Mit Dr. Georg Jaeger und Dr. Graham Butt waren politische Vertreter des Landes für das Thema Energiewende unter den Gästen, außerdem eine Vielzahl von Anlagenbetreibern und interessierten Vertretern der Presse- und Medienlandschaft des Bundes wie des Landes. Der Verein Nachhaltige Energien e. V., zu dem auch die WEMAG gehört, hat im Mai 2015 vor dem Bundesverfassungsgericht in Karlsruhe eine verfassungsrechtliche Beschwerde eingereicht. Die im Erneuerbare-Energien-Gesetz (EEG) 2014 festgelegte Höchstbemessungsleistung verletzt nach Ansicht der Kläger den Bestandsschutz für Biogasanlagen erheblich. "Die gesetzlich garantierte Vergütung für den erzeugten Strom wird dadurch drastisch gekürzt. Wenn die Bundesregierung an der Höchstbemessungsgrenze festhält, sind Betreiber kleinerer und mittlerer Anlagen von empfindlichen Einnahmeverlusten betroffen", sagte WEMAG-Vorstand Caspar Baumgart in seinem Begrüßungswort.

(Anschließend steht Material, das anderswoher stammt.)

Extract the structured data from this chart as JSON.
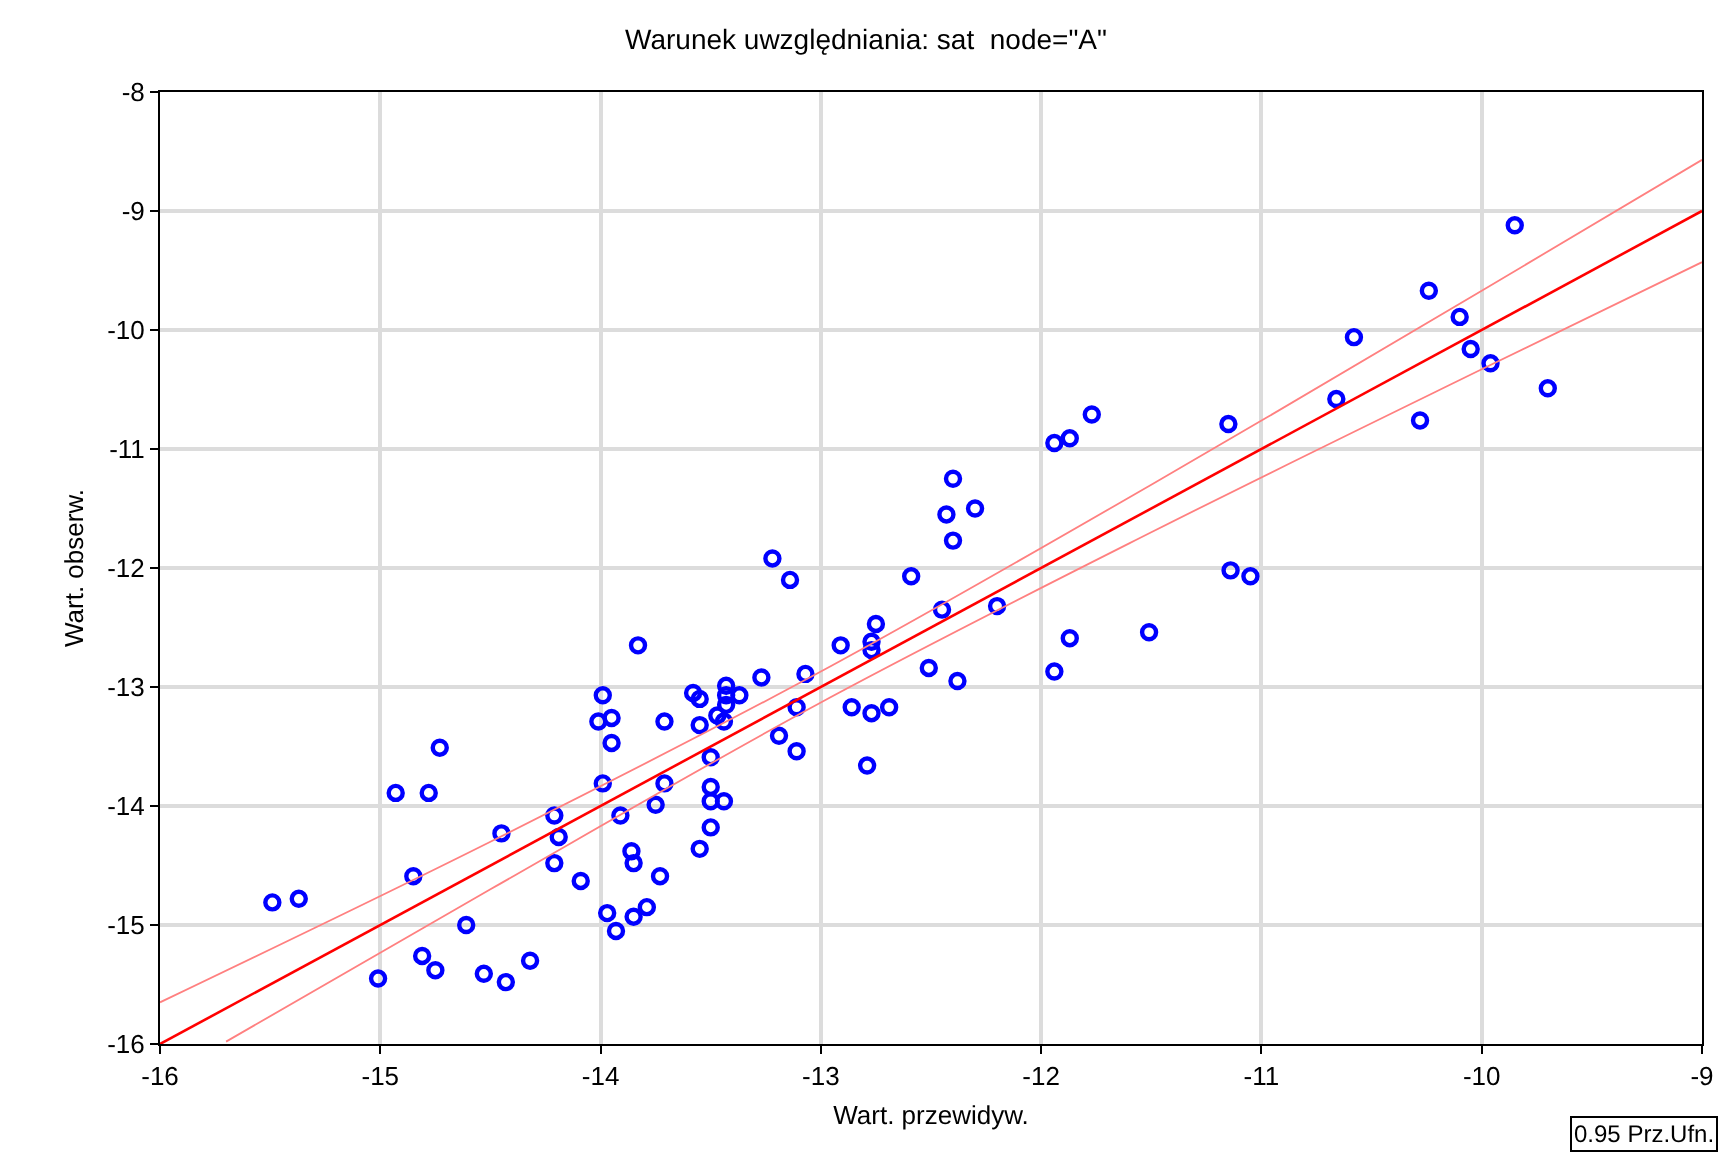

Die WEMAG ist selbst sowohl Anlagenbetreiber als auch Abnehmer von Strom, der in Biogasanlagen erzeugt wird.

Biogas kann als regelbare erneuerbare Energie den plötzlichen Ausfall von stark schwankenden Einspeisungen aus anderen Anlagen, zum Beispiel Solar- und Windkraftanlagen, sicher ausgleichen und leistet damit einen Beitrag zur Stabilisierung des Stromnetzes. Biogasanlagen ergänzen damit im Kleinen die Leistung, die große Kurzzeitspeicher wie der WEMAG-Batteriespeicher in Schwerin Lankow erbringen. Sie springen zuverlässig ein, wenn Solar- und Windkraftanlagen einmal keinen Strom erzeugen. Der 5-Megawatt-Lithium-Ionen-Speicher in Lankow konnte im Anschluss an das Sommergespräch besichtigt werden. Der Technische Vorstand der WEMAG, Thomas Pätzold, übernahm die Führung durch die innovative und technisch hochkomplexe Anlage: "Mit der Kombination von regelbaren erneuerbaren Energien und innovativen Stromspeichern werden Schwankungen von Wind- und Sonnenstrom bereits heute Tag für Tag gezielt ausgeglichen oder der Wegfall kompensiert", so Pätzold. Im September des vergangenen Jahres waren Energie- und Wirtschaftsminister Sigmar Gabriel und Ministerpräsident Erwin Sellering Gäste der feierlichen Eröffnung. In Kürze feiert das erste kommerzielle Batteriekraftwerk sein einjähriges Jubiläum.